During the four Wednesdays in May FCLC was conducted virtually via Zoom, Lt. Col. Merlo, while assigned in Beijing, China, had to overcome significant time zone challenges.

“We couldn’t have pulled this off successfully without her,” lauded Col. Lunardi.

In all, 20 attendees volunteered to attend this course from across the command. Of the 20, there were 11 men and nine women. Ten were second lieutenants, five were first lieutenants, and five were captains. There were seven prior-enlisted officers. 

“We deliberately created an environment to promote peer mentorship and networking,” Col. Lunardi said. “One of our goals in this course was for them to learn as much from each other as they do from the speakers and mentors.”

Four Region 2 mentors facilitated each day of the course with lessons, encouraging conversation, sharing their own leadership experiences, providing mentorship, and forming a tight group among the attendees. 

“They were absolutely the backbone of this effort and crucial to its success,” said Col. Lunardi.

Equally instrumental was the group of 10 facilitators and speakers, including OSI Commander Brig. Gen. Terry L. Bullard, who shared his senior leadership perspective. Other command subject matter experts discussed combat leadership, conflict management, assignments, developing others, D+I efforts, and the total force. One-on-one career mentoring sessions were offered to each attendee throughout the month of Wednesdays.   

Since the vast majority of attendees found the sessions to be a valuable investment, Region 2 plans to offer them again in 2022. Each CGO earned an FCLC certificate for completing all four days. However, their primary takeaway was a draft Leadership Philosophy and Expectation Letter, which they will continue to hone and use in their future units.

Attendee feedback proved to be most encouraging.

“Thank you so much for allowing me the opportunity to join this Region 2 course.

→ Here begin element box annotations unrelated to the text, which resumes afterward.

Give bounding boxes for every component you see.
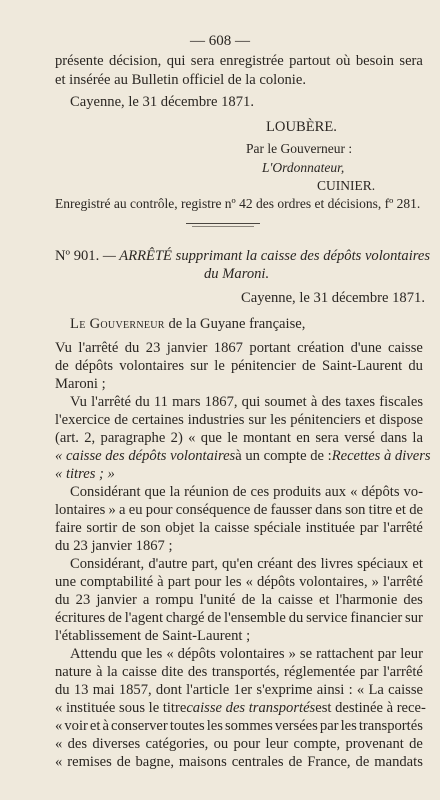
word: en: [296, 430, 311, 446]
word: faire: [55, 520, 82, 536]
word: rompu: [155, 592, 194, 608]
word: de: [288, 754, 303, 770]
word: service: [306, 610, 348, 626]
word: »: [288, 646, 296, 662]
word: qui: [241, 394, 261, 410]
decree-date: Cayenne, le 31 décembre 1871.: [241, 290, 425, 306]
word: transportés: [358, 718, 423, 734]
word: pour: [233, 736, 261, 752]
text-fragment: caisse des transportés: [186, 700, 316, 716]
text-line: [55, 357, 423, 375]
word: des: [403, 592, 423, 608]
ordonnateur-line: L'Ordonnateur,: [262, 160, 345, 175]
text-line: [55, 573, 423, 591]
word: qui: [166, 53, 186, 69]
word: soumet: [264, 394, 307, 410]
word: «: [188, 430, 196, 446]
word: dépôts: [256, 574, 296, 590]
word: du: [408, 358, 423, 374]
text-line: [55, 681, 423, 699]
word: les: [206, 718, 223, 734]
word: 2): [170, 430, 183, 446]
word: taxes: [345, 394, 376, 410]
word: l'unité: [199, 592, 236, 608]
text-line: du 23 janvier 1867 ;: [55, 538, 173, 554]
word: du: [288, 610, 304, 626]
word: 2,: [84, 430, 96, 446]
governor-rest: de la Guyane française,: [168, 316, 306, 332]
word: les: [146, 646, 163, 662]
word: maisons: [178, 754, 227, 770]
word: de: [232, 484, 247, 500]
word: versées: [274, 718, 318, 734]
word: 11: [153, 394, 168, 410]
text-line: Maroni ;: [55, 376, 106, 392]
word: La: [368, 682, 384, 698]
word: dite: [161, 664, 184, 680]
word: et: [395, 502, 406, 518]
word: par: [359, 520, 379, 536]
word: Considérant,: [70, 556, 145, 572]
text-line: [55, 663, 423, 681]
word: a: [142, 592, 150, 608]
governor-line: [70, 315, 305, 333]
word: volontaires: [219, 646, 285, 662]
word: portant: [249, 340, 291, 356]
word: leur: [265, 736, 289, 752]
word: son: [140, 520, 161, 536]
word: industries: [187, 412, 245, 428]
text-line: [55, 339, 423, 357]
word: réglementée: [284, 664, 356, 680]
word: sera: [315, 430, 339, 446]
word: lontaires: [55, 502, 106, 518]
word: écritures: [55, 610, 106, 626]
word: l'agent: [124, 610, 164, 626]
word: décision,: [109, 53, 162, 69]
word: versé: [344, 430, 375, 446]
word: les: [225, 574, 242, 590]
word: de: [207, 610, 222, 626]
word: à: [95, 664, 103, 680]
text-fragment: Recettes à divers: [331, 448, 431, 464]
text-line: [70, 393, 423, 411]
decree-title-prefix: — ARRÊTÉ: [102, 248, 172, 264]
word: caisse: [278, 592, 313, 608]
text-fragment: « instituée sous le titre: [55, 700, 187, 716]
word: de: [121, 520, 136, 536]
word: les: [340, 718, 357, 734]
word: à: [102, 718, 109, 734]
word: d'autre: [148, 556, 188, 572]
word: Attendu: [70, 646, 118, 662]
text-line: [70, 645, 423, 663]
word: de: [409, 736, 423, 752]
word: par: [359, 664, 379, 680]
word: 23: [75, 592, 91, 608]
word: fausser: [270, 502, 312, 518]
word: à: [157, 574, 164, 590]
word: «: [245, 574, 253, 590]
word: Saint-Laurent: [321, 358, 403, 374]
word: «: [55, 754, 63, 770]
word: sortir: [86, 520, 118, 536]
word: l'arrêté: [383, 664, 423, 680]
word: titre: [368, 502, 393, 518]
text-fragment: à un compte de :: [235, 448, 332, 464]
word: s'exprime: [256, 682, 313, 698]
text-line: [55, 411, 423, 429]
word: «: [356, 682, 365, 698]
word: la: [261, 592, 272, 608]
word: voir: [64, 718, 88, 734]
word: «: [55, 718, 63, 734]
word: caisse: [388, 682, 423, 698]
text-line: [55, 429, 423, 447]
text-line: [55, 609, 423, 627]
word: que: [121, 646, 143, 662]
word: catégories,: [145, 736, 209, 752]
text-line: [55, 591, 423, 609]
word: chargé: [165, 610, 205, 626]
word: centrales: [231, 754, 284, 770]
word: vo-: [403, 484, 423, 500]
word: volontaires: [119, 358, 185, 374]
word: l'arrêté: [383, 520, 423, 536]
word: qu'en: [222, 556, 254, 572]
text-line: [55, 447, 431, 465]
word: que: [200, 430, 222, 446]
word: l'arrêté: [78, 340, 119, 356]
section-divider: [186, 223, 260, 224]
decree-title-line2: du Maroni.: [204, 266, 270, 282]
word: du: [135, 394, 150, 410]
word: pénitencier: [231, 358, 296, 374]
word: des: [321, 394, 341, 410]
word: dépôts: [361, 484, 400, 500]
word: Vu: [70, 394, 87, 410]
word: une: [55, 574, 77, 590]
word: «: [55, 736, 63, 752]
word: les: [270, 412, 287, 428]
text-line: [55, 699, 426, 717]
word: par: [377, 646, 397, 662]
page-number: — 608 —: [190, 33, 250, 49]
word: fiscales: [379, 394, 423, 410]
cuinier-name: CUINIER.: [317, 178, 376, 193]
word: Considérant: [70, 484, 141, 500]
word: diverses: [92, 736, 141, 752]
word: l'arrêté: [91, 394, 132, 410]
word: de: [114, 412, 128, 428]
word: sur: [190, 358, 209, 374]
text-line: [55, 52, 423, 70]
decree-title-rest: supprimant la caisse des dépôts volontaires: [175, 248, 431, 264]
word: produits: [273, 484, 322, 500]
word: mandats: [374, 754, 423, 770]
word: »: [108, 502, 116, 518]
word: objet: [165, 520, 195, 536]
decree-number: Nº 901.: [55, 248, 100, 264]
word: 1857,: [118, 682, 152, 698]
word: sera: [399, 53, 423, 69]
word: des: [296, 556, 317, 572]
decree-title: [55, 247, 430, 265]
word: l'harmonie: [335, 592, 398, 608]
word: sur: [405, 610, 423, 626]
word: de: [355, 754, 370, 770]
word: de: [253, 502, 268, 518]
word: créant: [257, 556, 293, 572]
word: sommes: [225, 718, 273, 734]
word: bagne,: [135, 754, 174, 770]
word: part,: [191, 556, 218, 572]
word: 13: [73, 682, 89, 698]
word: remises: [67, 754, 112, 770]
word: partout: [289, 53, 331, 69]
word: création: [297, 340, 345, 356]
word: la: [169, 484, 181, 500]
word: pour: [194, 574, 222, 590]
word: a: [119, 502, 126, 518]
word: réunion: [184, 484, 229, 500]
word: de: [302, 358, 316, 374]
word: la: [106, 664, 118, 680]
word: spéciaux: [357, 556, 409, 572]
word: leur: [400, 646, 423, 662]
word: janvier: [166, 340, 208, 356]
text-line: [70, 483, 423, 501]
word: le: [214, 358, 225, 374]
word: besoin: [355, 53, 394, 69]
word: transportés,: [211, 664, 280, 680]
word: (art.: [55, 430, 79, 446]
word: montant: [243, 430, 291, 446]
word: 1867: [213, 340, 243, 356]
word: provenant: [345, 736, 404, 752]
word: d'une: [350, 340, 382, 356]
word: son: [345, 502, 366, 518]
word: à: [310, 394, 318, 410]
text-line: « titres ; »: [55, 466, 115, 482]
word: paragraphe: [100, 430, 166, 446]
text-fragment: est destinée à rece-: [315, 700, 426, 716]
word: part: [167, 574, 191, 590]
word: dans: [315, 502, 342, 518]
word: 1867,: [204, 394, 238, 410]
word: présente: [55, 53, 104, 69]
word: et: [89, 718, 101, 734]
text-line: [55, 501, 423, 519]
word: rattachent: [316, 646, 374, 662]
word: sur: [248, 412, 267, 428]
word: du: [124, 340, 140, 356]
date-line: Cayenne, le 31 décembre 1871.: [70, 94, 254, 110]
word: l'arrêté: [383, 574, 423, 590]
word: compte,: [293, 736, 341, 752]
text-fragment: « caisse des dépôts volontaires: [55, 448, 236, 464]
word: de: [108, 610, 122, 626]
word: des: [67, 736, 88, 752]
word: du: [55, 592, 70, 608]
word: «: [350, 484, 358, 500]
word: spéciale: [253, 520, 301, 536]
word: et: [364, 412, 376, 428]
word: Vu: [55, 340, 72, 356]
text-line: [55, 519, 423, 537]
word: :: [348, 682, 353, 698]
word: «: [166, 646, 174, 662]
word: volontaires,: [299, 574, 368, 590]
by-governor-line: Par le Gouverneur :: [246, 141, 353, 156]
word: dépôts: [74, 358, 114, 374]
word: enregistrée: [219, 53, 284, 69]
word: pénitenciers: [290, 412, 361, 428]
word: caisse: [214, 520, 250, 536]
word: pour: [145, 502, 173, 518]
word: conséquence: [175, 502, 251, 518]
word: France,: [307, 754, 351, 770]
word: des: [187, 664, 208, 680]
word: dont: [155, 682, 182, 698]
governor-title: Le Gouverneur: [70, 316, 165, 332]
word: »: [371, 574, 379, 590]
text-line: et insérée au Bulletin officiel de la colonie.: [55, 72, 306, 88]
word: toutes: [169, 718, 205, 734]
word: certaines: [131, 412, 184, 428]
word: ces: [250, 484, 270, 500]
text-line: [70, 555, 423, 573]
word: nature: [55, 664, 92, 680]
word: le: [227, 430, 238, 446]
word: dans: [380, 430, 408, 446]
word: dépôts: [177, 646, 216, 662]
word: de: [55, 358, 69, 374]
registration-line: Enregistré au contrôle, registre nº 42 des ordres et décisions, fº 281.: [55, 196, 421, 211]
word: instituée: [305, 520, 356, 536]
word: mai: [92, 682, 115, 698]
word: l'exercice: [55, 412, 111, 428]
word: que: [144, 484, 166, 500]
word: janvier: [96, 592, 137, 608]
word: financier: [350, 610, 403, 626]
word: et: [412, 556, 423, 572]
word: où: [335, 53, 351, 69]
word: eu: [128, 502, 143, 518]
word: ou: [213, 736, 229, 752]
signatory-name: LOUBÈRE.: [266, 119, 337, 135]
word: ainsi: [316, 682, 345, 698]
word: aux: [325, 484, 347, 500]
word: mars: [172, 394, 201, 410]
text-line: l'établissement de Saint-Laurent ;: [55, 628, 251, 644]
word: la: [412, 430, 423, 446]
word: de: [116, 754, 131, 770]
word: l'article: [186, 682, 230, 698]
word: dispose: [379, 412, 423, 428]
word: caisse: [388, 340, 423, 356]
word: de: [241, 592, 256, 608]
text-line: [55, 735, 423, 753]
word: livres: [320, 556, 354, 572]
text-line: [55, 717, 423, 735]
word: l'ensemble: [224, 610, 286, 626]
word: se: [299, 646, 313, 662]
word: 23: [145, 340, 161, 356]
word: sera: [190, 53, 215, 69]
word: 1er: [233, 682, 253, 698]
word: la: [199, 520, 210, 536]
word: conserver: [111, 718, 168, 734]
word: de: [409, 502, 423, 518]
text-line: [55, 753, 423, 771]
section-divider-thin: [192, 226, 254, 227]
word: par: [319, 718, 339, 734]
word: et: [318, 592, 330, 608]
word: caisse: [122, 664, 157, 680]
word: comptabilité: [80, 574, 154, 590]
word: du: [55, 682, 70, 698]
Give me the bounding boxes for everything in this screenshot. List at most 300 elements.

The course felt very “real” and I appreciated how vulnerable and up front all the mentors were,” said Special Agent Danielle Vizzone. “This course was executed very well. I learned a lot and also gained some confidence in areas I did not know I was even lacking.”

Anonymous survey feedback echoed SA Vizzone’s.

“I would not remove any of these blocks (of instruction). They were all valuable and allowed for great conversation,” wrote one attendee. “I really enjoyed hearing from the different perspectives.”

“I’ve been asking for a course like this since I joined the military three years ago,” wrote another. So, I was incredibly excited when this pilot course was offered.”

“My biggest takeaways were we will not be fired for making normal mistakes, and finding my leadership philosophy and writing it down," said a third attendee.

Col. Lunardi cited the need for FCLC.

“We feel it’s important to highlight these unique efforts because they go directly to the heart of OSI’s Line of Effort #1…Developing and Retaining our Exceptional Force,” she said.